Sullivan is Head of China Programmes at the Asia Research Institute (ARI) and associate professor in Politics and international relations at the University of Nottingham. Sullivan is an editor of The Asia Dialogue, the online journal of the ARI. He is a co-founder of the China Soccer Observatory (CSO) with Simon Chadwick and a member of The China Quarterly Executive Committee.

== Early life and education ==
Sullivan comes from Kent, England. After receiving his bachelor's degree in Modern Chinese Studies and Master's degree in Asia Pacific Studies, all at the University of Leeds, Sullivan went to the University of Nottingham for learning Political science, where he got another master's degree (2005–2006) and completed his PhD (2006–2010).

==Academic career==
From 2009 to 2011, Sullivan was a RCUK Fellow for China, Globalization and Civil Society. In 2012, he moved over to the Institute of Contemporary Chinese Studies, University of Nottingham to work with Steve Tsang, who was Head of the School, as Director of Research. In 2014, Sullivan went back to the School of Politics as Director of the China Policy Institute (CPI).

He was the Director of the CPI and Editor-in-Chief of the institute's online journal China Policy Institute: Analysis until 2018, when the CPI merged into ARI.
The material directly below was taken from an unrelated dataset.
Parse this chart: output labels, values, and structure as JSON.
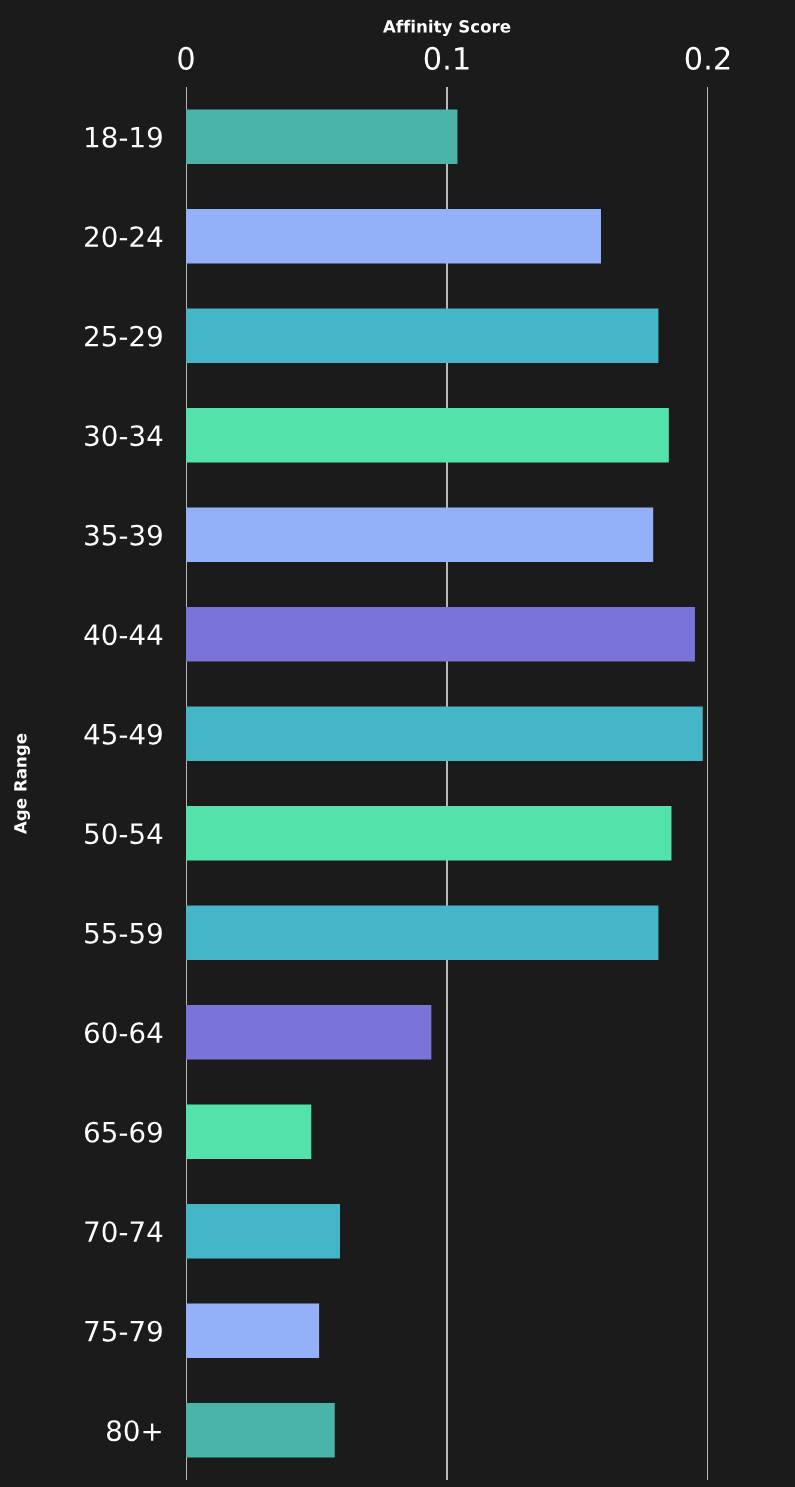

Sullivan was a British Science Association media fellow who facilitated a period of work at and writing for the BBC.

== Works ==

=== Books ===
- A New Era in Democratic Taiwan: Trajectories and Turning Points in Politics and Cross-Strait Relations, with Chun-Yi Lee (Routledge, 2018)
- China's Football Dream (Asia Research Institute e-Book, 2018)
- Taiwan: A Contested Democracy Under Threat, with Lev Nachman (Agenda Publishing, 2023)

=== Selected articles ===
- Sullivan, J., & Wang, W. (2022). China's "Wolf Warrior Diplomacy": The Interaction of Formal Diplomacy and Cyber-Nationalism. Journal of Current Chinese Affairs.
- Sullivan, J., Jeu, S. & Wang, W. (2021). Rising Cyber China. Turkish Policy Quarterly.
- Sullivan, J., & Lee, D. S. (2018). Soft Power Runs into Popular Geopolitics: Western Media Frames Democratic Taiwan. International Journal of Taiwan Studies, 1(2), 273–300.
- Sullivan, J. (2014). China's Weibo: Is Faster Different?. New Media & Society, 16(1), 24–37.

=== Selected op-eds ===

- Trump, Taiwan, and the ‘One China’ Policy. The Diplomat. 28 February 2017.
- How the Global Media Frames Taiwan and Gets it Wrong. Global Taiwan Institute 1(13). 14 December 2016.
- Chinese Celebrity and the Soft Power Machine. China Film Insider. 3 April 2016.
- "Asia for Asians": Would it mean "Asia for Chinese?" India-China Chronicle. May–June 2015.
- The Taiwan-China Meeting. The Diplomat. 11 February 2014.